Today’s cool image from Mars highlights what is probably the biggest geological conundrum the red planet presents for planetary scientists. The photo to the right, rotated, cropped, and reduced to post here, was taken on February 1, 2021 by the high resolution camera on Mars Reconnaissance Orbiter (MRO). Though I have cropped it, I have cropped out very little, because the entire meandering drainage valley is its most interesting feature, and that takes up almost the entire image.
The photo was simply labeled by the camera team a “terrain sample northwest of Sytinskaya Crater”, so I suspect this was taken not in connection with any specific research but because they must use the camera at a regular intervals to maintain its temperature, and when they have gaps in their schedule they try to pick spots of interest in areas that have not had many high resolution photos taken. In this case however I suspect the location choice was very far from random, as they clearly wanted to capture this drainage system, in its entirety.
I called this merely a drainage channel without indicating what caused the channel, be it liquid water, ice, or wind, because in this case that is a main question. At first glance an Earthman will immediately suspect water, which is what scientists supposed for the last half century. The problem with that conclusion is that the Martian atmosphere is too cold and thin for liquid water to exist on its surface, and though there seems to be plenty of evidence that liquid water once existed there, no scientist has yet come up with a completely accepted climate model that allows for such conditions in anytime in Mars’ past.
The rover Opportunity found that some channels it explored might have been carved by wind, though to our human eyes it seems unlikely that a meandering tributary system such as this could have been carved by wind. The possibility however must not be dismissed out of hand, since Mars is an alien planet and alien things (to Earth) happen there.
The overview map below might provide some context.
On this map the white cross indicates this photo’s location. The map inset comes from the archive of MRO, and shows all the pictures in red that the high resolution camera has taken in this area. The large crater to the southeast is 58-mile-wide Sytinskaya Crter
At 43 degrees latitude glacial ice flows could certainly have carved this channel, based on data that shows ample such glacial features across the entire planet in the 30 to 60 degree latitude bands. However, there do not seem to be many glacial feature in this picture (though there are some small features in the channel that hint at glacial flows).
If you go to the MRO archive for this location, choose the arrow icon at the top, and then click on any red box, you will find that almost all the images show similar channels, all of which seem to be flowing down to the north and east into the northern lowland plain of Chryse Planitia. Moreover, this location is north of Kasei Valles, which evidence strongly suggests was carved by catastrophic floods on a Mars that was once wet and warm.
Thus, water seems the most likely cause for carving this channel.
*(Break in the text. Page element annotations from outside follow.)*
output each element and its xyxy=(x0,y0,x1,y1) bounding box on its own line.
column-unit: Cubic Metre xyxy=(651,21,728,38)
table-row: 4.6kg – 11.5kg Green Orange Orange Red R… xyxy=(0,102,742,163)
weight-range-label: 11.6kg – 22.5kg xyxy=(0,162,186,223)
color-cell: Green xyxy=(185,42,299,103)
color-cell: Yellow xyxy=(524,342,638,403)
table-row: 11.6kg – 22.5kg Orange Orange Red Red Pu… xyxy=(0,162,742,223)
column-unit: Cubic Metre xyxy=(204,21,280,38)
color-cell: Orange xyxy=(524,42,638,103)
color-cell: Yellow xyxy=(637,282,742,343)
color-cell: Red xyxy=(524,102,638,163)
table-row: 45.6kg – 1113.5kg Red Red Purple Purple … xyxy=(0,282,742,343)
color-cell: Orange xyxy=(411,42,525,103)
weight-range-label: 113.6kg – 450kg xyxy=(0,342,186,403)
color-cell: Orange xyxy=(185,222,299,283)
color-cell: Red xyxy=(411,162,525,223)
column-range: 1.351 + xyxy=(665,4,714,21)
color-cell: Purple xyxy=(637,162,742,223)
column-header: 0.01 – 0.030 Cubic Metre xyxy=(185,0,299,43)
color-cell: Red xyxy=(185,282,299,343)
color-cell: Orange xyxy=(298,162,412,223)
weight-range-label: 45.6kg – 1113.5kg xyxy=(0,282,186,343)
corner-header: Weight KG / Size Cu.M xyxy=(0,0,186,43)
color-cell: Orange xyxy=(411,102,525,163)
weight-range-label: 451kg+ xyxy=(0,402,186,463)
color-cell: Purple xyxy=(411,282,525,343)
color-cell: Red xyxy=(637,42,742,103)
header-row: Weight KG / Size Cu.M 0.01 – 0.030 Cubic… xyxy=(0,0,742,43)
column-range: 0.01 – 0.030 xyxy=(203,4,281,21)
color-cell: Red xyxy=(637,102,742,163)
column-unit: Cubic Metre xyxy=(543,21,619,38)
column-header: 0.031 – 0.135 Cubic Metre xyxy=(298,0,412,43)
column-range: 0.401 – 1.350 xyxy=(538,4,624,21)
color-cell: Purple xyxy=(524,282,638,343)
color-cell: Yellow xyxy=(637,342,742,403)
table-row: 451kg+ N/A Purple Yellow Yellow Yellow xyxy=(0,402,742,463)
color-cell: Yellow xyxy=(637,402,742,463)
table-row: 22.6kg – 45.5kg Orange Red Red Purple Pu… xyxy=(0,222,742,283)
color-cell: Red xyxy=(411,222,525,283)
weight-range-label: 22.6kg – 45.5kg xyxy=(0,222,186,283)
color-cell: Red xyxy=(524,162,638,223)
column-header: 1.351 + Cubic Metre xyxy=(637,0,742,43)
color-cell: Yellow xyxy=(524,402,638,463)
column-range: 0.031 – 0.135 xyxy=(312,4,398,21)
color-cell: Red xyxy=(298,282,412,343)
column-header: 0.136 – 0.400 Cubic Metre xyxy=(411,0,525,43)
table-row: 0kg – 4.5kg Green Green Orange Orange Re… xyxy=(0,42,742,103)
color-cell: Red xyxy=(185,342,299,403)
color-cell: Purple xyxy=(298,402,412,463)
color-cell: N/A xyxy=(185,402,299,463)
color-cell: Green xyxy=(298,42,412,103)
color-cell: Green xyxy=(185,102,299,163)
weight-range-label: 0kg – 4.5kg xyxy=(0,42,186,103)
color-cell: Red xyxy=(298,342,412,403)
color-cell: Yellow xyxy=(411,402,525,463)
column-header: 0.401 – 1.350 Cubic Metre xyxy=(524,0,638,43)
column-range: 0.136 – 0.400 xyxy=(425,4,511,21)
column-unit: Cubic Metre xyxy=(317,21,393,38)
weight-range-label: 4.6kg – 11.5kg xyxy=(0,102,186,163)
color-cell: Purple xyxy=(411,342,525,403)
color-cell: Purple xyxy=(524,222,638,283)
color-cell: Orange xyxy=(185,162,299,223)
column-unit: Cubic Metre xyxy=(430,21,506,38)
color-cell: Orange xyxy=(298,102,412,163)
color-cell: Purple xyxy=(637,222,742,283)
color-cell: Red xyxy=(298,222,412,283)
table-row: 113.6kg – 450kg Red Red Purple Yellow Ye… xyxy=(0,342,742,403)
And yet, this is the conundrum. Here we have a meandering channel that to our eyes should be caused by flowing water. Yet scientists can’t yet model a Mars climate in its past that would have allowed such a thing. And if ice did it, why is there relatively little obvious evidence of buried glacial flows here, even though it is smack dab in the middle of the latitude bands where such things are found in large numbers?
There’s the mystery. I leave it to future generations of planetary scientists, hopefully many living on Mars itself, to solve it.